Porque não se cala?
Afinal o que quis dizer Merkel? que Portugal precisa de gente bruta...
Por Luís Osório
publicado em 6
Nov 2014 – in (Jornal) i online
Merkel disse à
bruta o que reconhecemos entre amigos: Portugal é um país de doutores, onde é
mais importante o panache do canudo que a sua utilidade para a economia e o
futuro do que se licenciou. Ser chamado doutor já não distingue ninguém, pelo
contrário. Arrisco dizer que uma parte das pessoas são o título e só depois o
nome. Senhor doutor, senhor engenheiro, senhor arquitecto e as lenga-lengas que
conhecemos bem. Talvez um dia os dados da equação se invertam e possamos
reconhecer as pessoas pelo nome, pela sua essência, talento e capacidade de se
adequarem profissionalmente ao que o país precisa.
Na Alemanha um
quarto dos alemães tem um curso superior. Em Portugal, 17 em cada 100 são
licenciados. Em média há mais doutores alemães que portugueses, notável
evolução a que assistimos nos últimos anos. Quando frequentei a universidade,
no final da década de 1980,o ensino superior formava muito menos de 20 mil
jovens por ano. Em 2002 saíram das faculdades
81 410 novos
doutores. Não há comparação, evoluímos, e isso faz toda a diferença. Agora
precisamos de um país que saiba encontrar as prioridades certas para aproveitar
a mais-valia de ter gente educada.
Afinal o que quis
dizer Merkel? Que os países do Sul da Europa, incapazes de gerar riqueza que se
veja, não precisam de gente educada, mas de gente bruta disposta a aceitar ser
pau para toda a obra. Mão-de-obra barata para que possamos desempenhar o nosso papel
na economia comum sem sermos um encargo.
Ela não o diz com
preconceito, é apenas o que pensa.
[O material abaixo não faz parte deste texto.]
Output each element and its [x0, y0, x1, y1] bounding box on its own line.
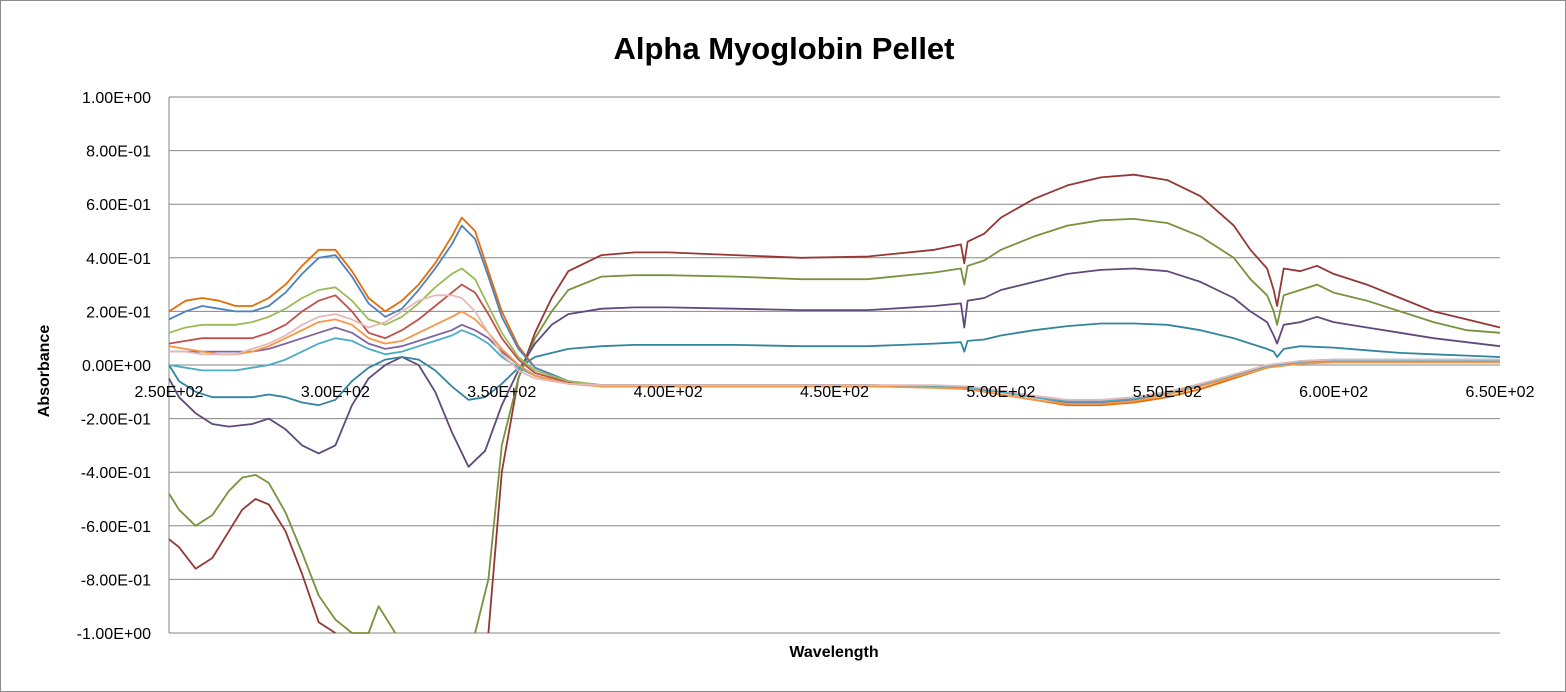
y-tick-label: -2.00E-01	[81, 412, 151, 429]
series-line-11	[168, 310, 1500, 405]
series-line-1	[168, 173, 1501, 634]
x-axis-tick-labels: 2.50E+02 3.00E+02 3.50E+02 4.00E+02 4.50E+02…	[135, 384, 1535, 401]
x-axis-title: Wavelength	[789, 644, 878, 661]
chart-title: Alpha Myoglobin Pellet	[613, 31, 954, 66]
y-tick-label: -8.00E-01	[81, 572, 151, 589]
gridlines	[168, 96, 1500, 634]
y-axis-title: Absorbance	[36, 325, 53, 418]
x-tick-label: 6.50E+02	[1466, 384, 1535, 401]
plot-series	[168, 173, 1501, 634]
x-tick-label: 5.00E+02	[966, 384, 1035, 401]
y-tick-label: 8.00E-01	[86, 144, 151, 161]
series-line-6	[168, 224, 1500, 404]
x-tick-label: 4.00E+02	[634, 384, 703, 401]
series-line-12	[169, 294, 1500, 401]
series-line-10	[168, 329, 1500, 403]
y-tick-label: 4.00E-01	[86, 251, 151, 268]
y-tick-label: 0.00E+00	[82, 358, 151, 375]
y-tick-label: -6.00E-01	[81, 519, 151, 536]
y-tick-label: 6.00E-01	[86, 197, 151, 214]
x-tick-label: 3.00E+02	[301, 384, 370, 401]
series-line-8	[168, 267, 1500, 403]
y-tick-label: -1.00E+00	[77, 626, 151, 643]
series-line-2	[168, 218, 1501, 634]
y-tick-label: 2.00E-01	[86, 304, 151, 321]
series-line-4	[168, 322, 1501, 407]
series-line-3	[168, 267, 1501, 468]
x-tick-label: 6.00E+02	[1299, 384, 1368, 401]
y-axis-tick-labels: 1.00E+00 8.00E-01 6.00E-01 4.00E-01 2.00E-01…	[77, 90, 151, 643]
x-tick-label: 4.50E+02	[800, 384, 869, 401]
y-tick-label: -4.00E-01	[81, 465, 151, 482]
x-tick-label: 2.50E+02	[135, 384, 204, 401]
y-tick-label: 1.00E+00	[82, 90, 151, 107]
x-tick-label: 5.50E+02	[1133, 384, 1202, 401]
x-tick-label: 3.50E+02	[467, 384, 536, 401]
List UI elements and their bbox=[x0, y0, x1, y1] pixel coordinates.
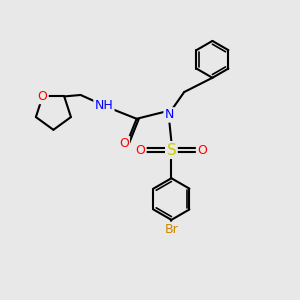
Text: O: O bbox=[197, 143, 207, 157]
Text: O: O bbox=[119, 137, 129, 150]
Text: S: S bbox=[167, 142, 176, 158]
Text: Br: Br bbox=[164, 223, 178, 236]
Text: O: O bbox=[136, 143, 146, 157]
Text: O: O bbox=[38, 90, 47, 103]
Text: NH: NH bbox=[94, 99, 113, 112]
Text: N: N bbox=[165, 108, 174, 122]
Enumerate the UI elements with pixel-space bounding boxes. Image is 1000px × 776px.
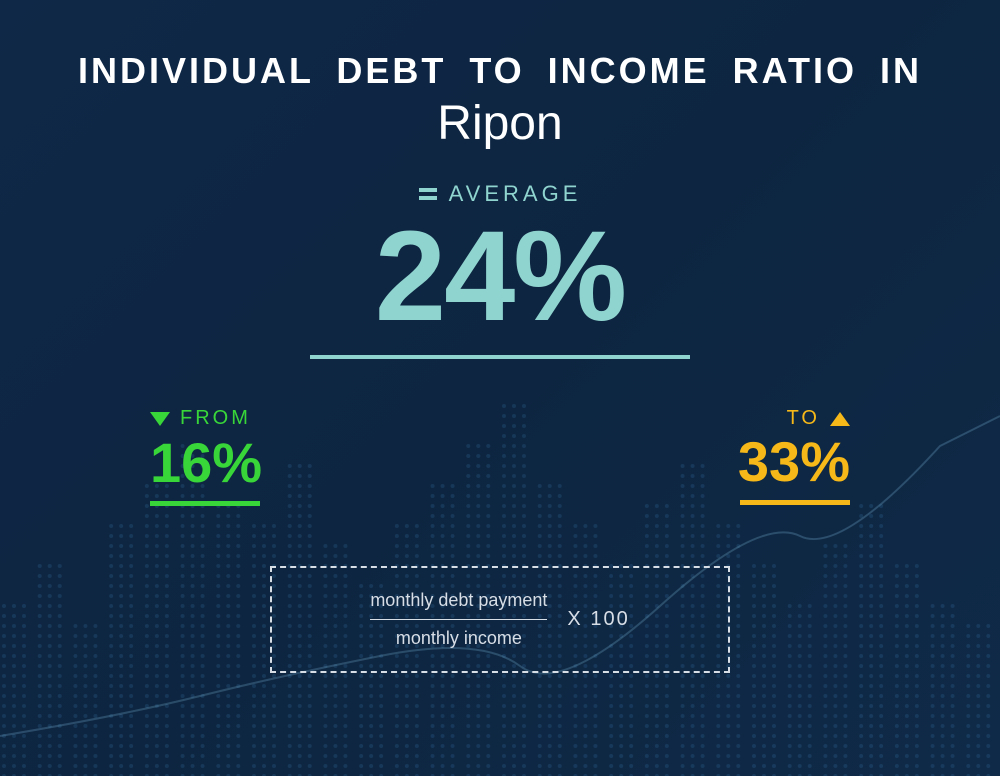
title-location: Ripon <box>0 96 1000 151</box>
formula-box: monthly debt payment monthly income X 10… <box>270 566 730 673</box>
formula-numerator: monthly debt payment <box>370 590 547 611</box>
formula-fraction: monthly debt payment monthly income <box>370 590 547 649</box>
equals-icon <box>419 188 437 200</box>
infographic-content: INDIVIDUAL DEBT TO INCOME RATIO IN Ripon… <box>0 0 1000 776</box>
from-value: 16% <box>150 435 262 491</box>
formula-multiplier: X 100 <box>567 608 629 631</box>
average-block: AVERAGE 24% <box>0 179 1000 359</box>
triangle-up-icon <box>830 412 850 426</box>
fraction-line <box>370 619 547 620</box>
to-value: 33% <box>738 434 850 490</box>
average-label-row: AVERAGE <box>419 181 582 207</box>
from-underline <box>150 501 260 506</box>
average-label: AVERAGE <box>449 181 582 207</box>
formula-denominator: monthly income <box>370 628 547 649</box>
from-label: FROM <box>180 407 251 430</box>
to-block: TO 33% <box>738 407 850 506</box>
from-block: FROM 16% <box>150 407 262 506</box>
range-row: FROM 16% TO 33% <box>0 407 1000 506</box>
to-label: TO <box>787 407 820 430</box>
title-line-1: INDIVIDUAL DEBT TO INCOME RATIO IN <box>0 50 1000 92</box>
average-value: 24% <box>0 213 1000 341</box>
average-underline <box>310 355 690 359</box>
to-underline <box>740 500 850 505</box>
triangle-down-icon <box>150 412 170 426</box>
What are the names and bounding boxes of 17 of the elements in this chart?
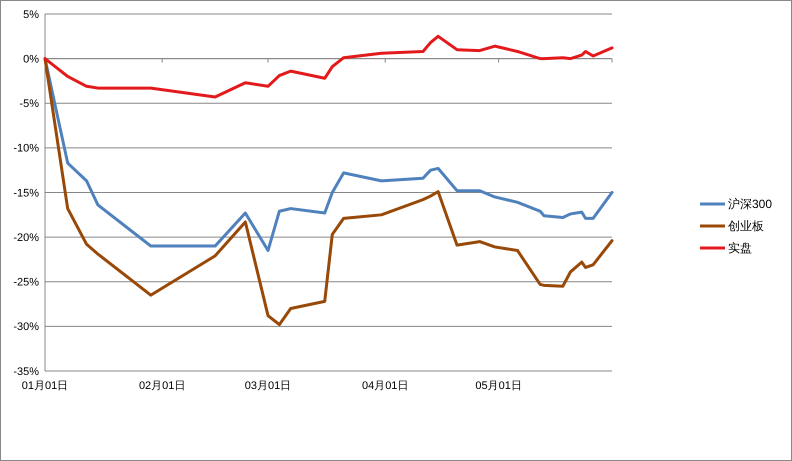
y-tick-label: 0% (23, 53, 40, 66)
legend-label: 实盘 (728, 241, 752, 256)
y-tick-label: 5% (23, 8, 40, 21)
x-tick-label: 05月01日 (475, 380, 522, 392)
y-tick-label: -15% (13, 187, 40, 200)
legend-label: 沪深300 (728, 197, 772, 212)
y-tick-label: -25% (13, 276, 40, 289)
x-tick-label: 02月01日 (138, 380, 186, 392)
y-tick-label: -30% (13, 321, 40, 334)
y-tick-label: -20% (13, 232, 40, 244)
x-tick-label: 03月01日 (244, 380, 292, 392)
legend-label: 创业板 (728, 219, 764, 234)
y-tick-label: -35% (13, 366, 40, 378)
x-tick-label: 01月01日 (22, 380, 68, 392)
y-tick-label: -5% (19, 98, 40, 110)
y-tick-label: -10% (13, 142, 40, 155)
x-tick-label: 04月01日 (362, 380, 408, 392)
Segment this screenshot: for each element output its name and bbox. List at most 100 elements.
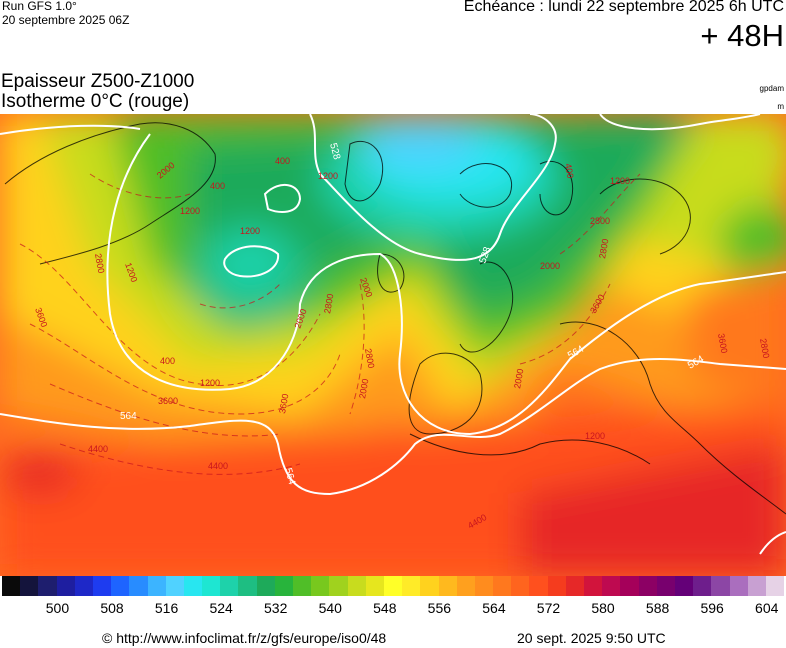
colorbar-swatch [656, 576, 675, 596]
isotherm-label-400: 400 [275, 156, 290, 166]
contour-line [599, 114, 761, 131]
colorbar-swatch [74, 576, 93, 596]
colorbar-swatch [565, 576, 584, 596]
colorbar-swatch [474, 576, 494, 596]
colorbar-swatch [765, 576, 785, 596]
isotherm-label-2800: 2800 [322, 293, 335, 314]
colorbar-label: 572 [536, 600, 561, 616]
colorbar-swatch [92, 576, 112, 596]
thickness-labels: 528 528 564 564 564 564 [120, 142, 706, 486]
isotherm-label-3600: 3600 [277, 393, 290, 414]
colorbar-swatch [2, 576, 21, 596]
colorbar-label: 588 [645, 600, 670, 616]
colorbar-swatch [456, 576, 475, 596]
colorbar-label: 580 [591, 600, 615, 616]
forecast-time: Echéance : lundi 22 septembre 2025 6h UT… [463, 0, 784, 15]
colorbar-swatch [747, 576, 766, 596]
contour-label-528: 528 [327, 142, 342, 161]
colorbar-swatch [693, 576, 712, 596]
isotherm-label-1200: 1200 [318, 171, 338, 181]
isotherm-label-2800: 2800 [363, 348, 376, 369]
thickness-field [0, 114, 786, 576]
colorbar-swatch [365, 576, 384, 596]
thickness-contours [0, 114, 786, 555]
colorbar-swatch [56, 576, 75, 596]
isotherm-label-4400: 4400 [208, 461, 228, 471]
contour-564-line [106, 133, 786, 436]
colorbar-swatch [602, 576, 621, 596]
colorbar-label: 596 [700, 600, 724, 616]
colorbar-swatch [220, 576, 239, 596]
colorbar-swatch [383, 576, 403, 596]
coastlines [4, 122, 786, 515]
isotherm-label-2000: 2000 [512, 368, 525, 389]
colorbar-swatch [674, 576, 694, 596]
map-panel: 528 528 564 564 564 564 400 400 400 400 … [0, 114, 786, 576]
isotherm-label-400: 400 [160, 356, 175, 366]
isotherm-label-4400: 4400 [88, 444, 108, 454]
colorbar-swatch [238, 576, 257, 596]
colorbar-swatch [329, 576, 348, 596]
map-title-thickness: Epaisseur Z500-Z1000 [1, 71, 195, 92]
contour-line [263, 184, 302, 213]
colorbar-swatch [493, 576, 512, 596]
lead-time: + 48H [700, 18, 784, 53]
colorbar-swatch [638, 576, 657, 596]
run-date: 20 septembre 2025 06Z [2, 13, 130, 27]
colorbar-swatch [183, 576, 203, 596]
colorbar-swatch [620, 576, 639, 596]
colorbar-swatch [420, 576, 439, 596]
colorbar-label: 500 [45, 600, 70, 616]
colorbar-swatch [202, 576, 221, 596]
colorbar-swatch [347, 576, 366, 596]
colorbar-swatch [165, 576, 184, 596]
unit-m: m [777, 102, 784, 111]
colorbar-swatch [438, 576, 457, 596]
contour-564-line [0, 358, 786, 496]
contour-label-564: 564 [282, 467, 297, 486]
colorbar-swatch [547, 576, 566, 596]
isotherm-label-2000: 2000 [357, 378, 370, 399]
colorbar-label: 564 [482, 600, 506, 616]
footer-credit: © http://www.infoclimat.fr/z/gfs/europe/… [102, 630, 387, 646]
colorbar-swatch [293, 576, 312, 596]
colorbar-swatch [20, 576, 39, 596]
colorbar-swatch [529, 576, 548, 596]
colorbar-swatch [311, 576, 330, 596]
colorbar-label: 604 [755, 600, 779, 616]
colorbar-label: 548 [373, 600, 397, 616]
isotherm-label-3600: 3600 [716, 333, 729, 354]
colorbar-swatch [729, 576, 748, 596]
isotherm-label-2800: 2800 [597, 238, 610, 259]
colorbar-swatch [147, 576, 166, 596]
colorbar-swatch [129, 576, 148, 596]
colorbar-swatch [511, 576, 530, 596]
colorbar-label: 532 [264, 600, 288, 616]
isotherm-label-1200: 1200 [610, 176, 630, 186]
colorbar-label: 516 [154, 600, 179, 616]
colorbar-swatch [274, 576, 293, 596]
colorbar-swatch [38, 576, 57, 596]
isotherm-label-2800: 2800 [590, 216, 610, 226]
colorbar-label: 556 [427, 600, 452, 616]
colorbar-swatch [256, 576, 275, 596]
map-title-isotherm: Isotherme 0°C (rouge) [1, 91, 190, 112]
isotherm-label-400: 400 [210, 181, 225, 191]
isotherm-lines [19, 173, 641, 475]
colorbar-label: 540 [318, 600, 342, 616]
isotherm-label-3600: 3600 [158, 396, 178, 406]
colorbar-label: 508 [100, 600, 124, 616]
isotherm-label-2000: 2000 [540, 261, 560, 271]
unit-gpdam: gpdam [759, 84, 784, 93]
contour-528-line [223, 245, 280, 278]
contour-label-564: 564 [120, 411, 137, 422]
isotherm-label-2800: 2800 [758, 338, 771, 359]
isotherm-label-1200: 1200 [200, 378, 220, 388]
colorbar-swatch [711, 576, 730, 596]
isotherm-label-2800: 2800 [93, 253, 106, 274]
isotherm-label-1200: 1200 [180, 206, 200, 216]
footer-timestamp: 20 sept. 2025 9:50 UTC [517, 630, 666, 646]
isotherm-label-1200: 1200 [240, 226, 260, 236]
contour-528-line [309, 114, 557, 261]
thickness-map: 528 528 564 564 564 564 400 400 400 400 … [0, 114, 786, 576]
Afinal cada qual é para o que nasce, e
Portugal deve aproveitar a crise para mudar de vida, empobrecer e adequar a
maioria da população ao fatal destino - deixar de estar na mesa dos fidalgotes
e ser um país disposto ao trabalho sem os resmungos de quem se julga especial
por ter uma licenciatura. O Estado Novo existiu também
nessa premissa.
Merkel é
licenciada e ninguém a trata pelo título. Bem o podíamos fazer - na verdade é
doutorada em Química Quântica. Aposto sem medo de perder que a maioria, quando
a trata por chanceler, o faz com embaraço, como se a designação não lhe
assentasse bem. Por isso, quando a ela nos referimos, dizemos senhora Merkel. Maneira
elegante de a reconhecer como mulher, de a distinguir, mas também de lhe
segurar a porta. E de lhe pagar a conta. Que é o que continuamos a fazer, tão
subservientes com os grandes como arrogantes com os mais pequenos. É o pior
traço da nossa personalidade colectiva. Mais grave do que termos doutores a
mais. Quando nos dermos ao respeito e soubermos respeitar toda a gente por
igual, quando o momento do Ipiranga chegar, saberemos perguntar a Merkel porque
não se cala. E não faremos tanta escandaleira com os pobres timorenses.